Background Intensive basic and preclinical research into Alzheimer’s disease (AD) has yielded important new findings, but they could not yet been translated into effective therapies. One of the reasons is the lack of animal models that sufficiently reproduce the complexity of human AD and the response of human brain circuits to novel treatment approaches. As a step in overcoming these limitations, new App knock-in models have been developed that avoid transgenic APP overexpression and its associated side effects. These mice are proposed to serve as valuable models to examine Aß-related pathology in “preclinical AD.” Methods Since AD as the most common form of dementia progresses into synaptic failure as a major cause of cognitive deficits, the detailed characterization of synaptic dysfunction in these new models is essential. Here, we addressed this by extracellular and whole-cell patch-clamp recordings in App NL-G-F mice compared to App NL animals which served as controls. Results We found a beginning synaptic impairment (LTP deficit) at 3–4 months in the prefrontal cortex of App NL-G-F mice that is further aggravated and extended to the hippocampus at 6–8 months.
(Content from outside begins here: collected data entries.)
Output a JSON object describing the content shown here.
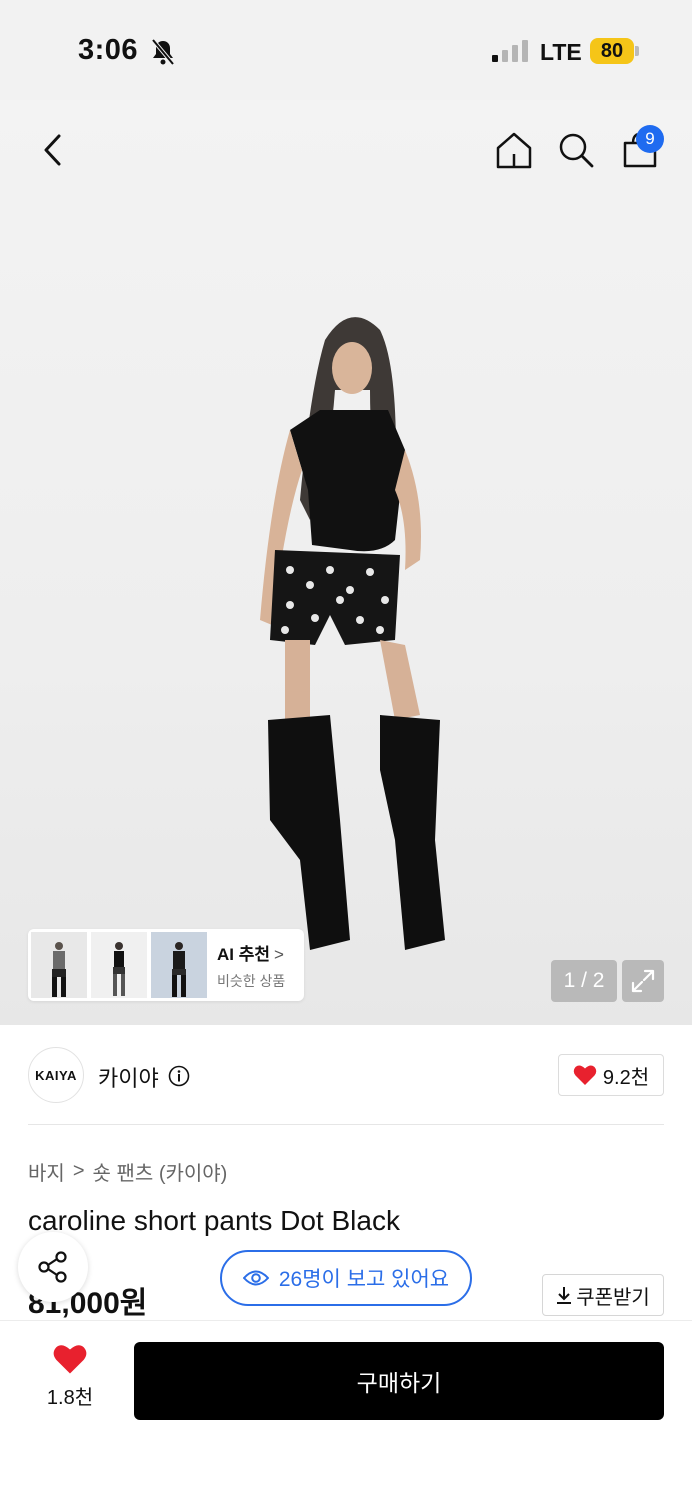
{
  "status_bar": {
    "time": "3:06",
    "network": "LTE",
    "battery": "80"
  },
  "header": {
    "cart_count": "9"
  },
  "gallery": {
    "pager": "1 / 2"
  },
  "ai_recommend": {
    "title": "AI 추천",
    "chevron": ">",
    "subtitle": "비슷한 상품"
  },
  "brand": {
    "logo_text": "KAIYA",
    "name": "카이야",
    "likes": "9.2천"
  },
  "breadcrumb": {
    "category": "바지",
    "separator": ">",
    "subcategory": "숏 팬츠 (카이야)"
  },
  "product": {
    "title": "caroline short pants Dot Black",
    "price": "81,000원"
  },
  "viewers": {
    "text": "26명이 보고 있어요"
  },
  "coupon": {
    "label": "쿠폰받기"
  },
  "bottom": {
    "wish_count": "1.8천",
    "buy_label": "구매하기"
  },
  "colors": {
    "accent_blue": "#2b6ee8",
    "heart_red": "#e8212e",
    "battery_yellow": "#f5c518"
  }
}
Measurements of miniature EPSCs and IPSCs point to a marked increase in excitatory and inhibitory presynaptic activity, the latter accompanied by a moderate increase in postsynaptic inhibitory function. Conclusions Our data reveal a marked impairment of primarily postsynaptic processes at the level of synaptic plasticity but the dominance of a presumably compensatory presynaptic upregulation at the level of elementary miniature synaptic function.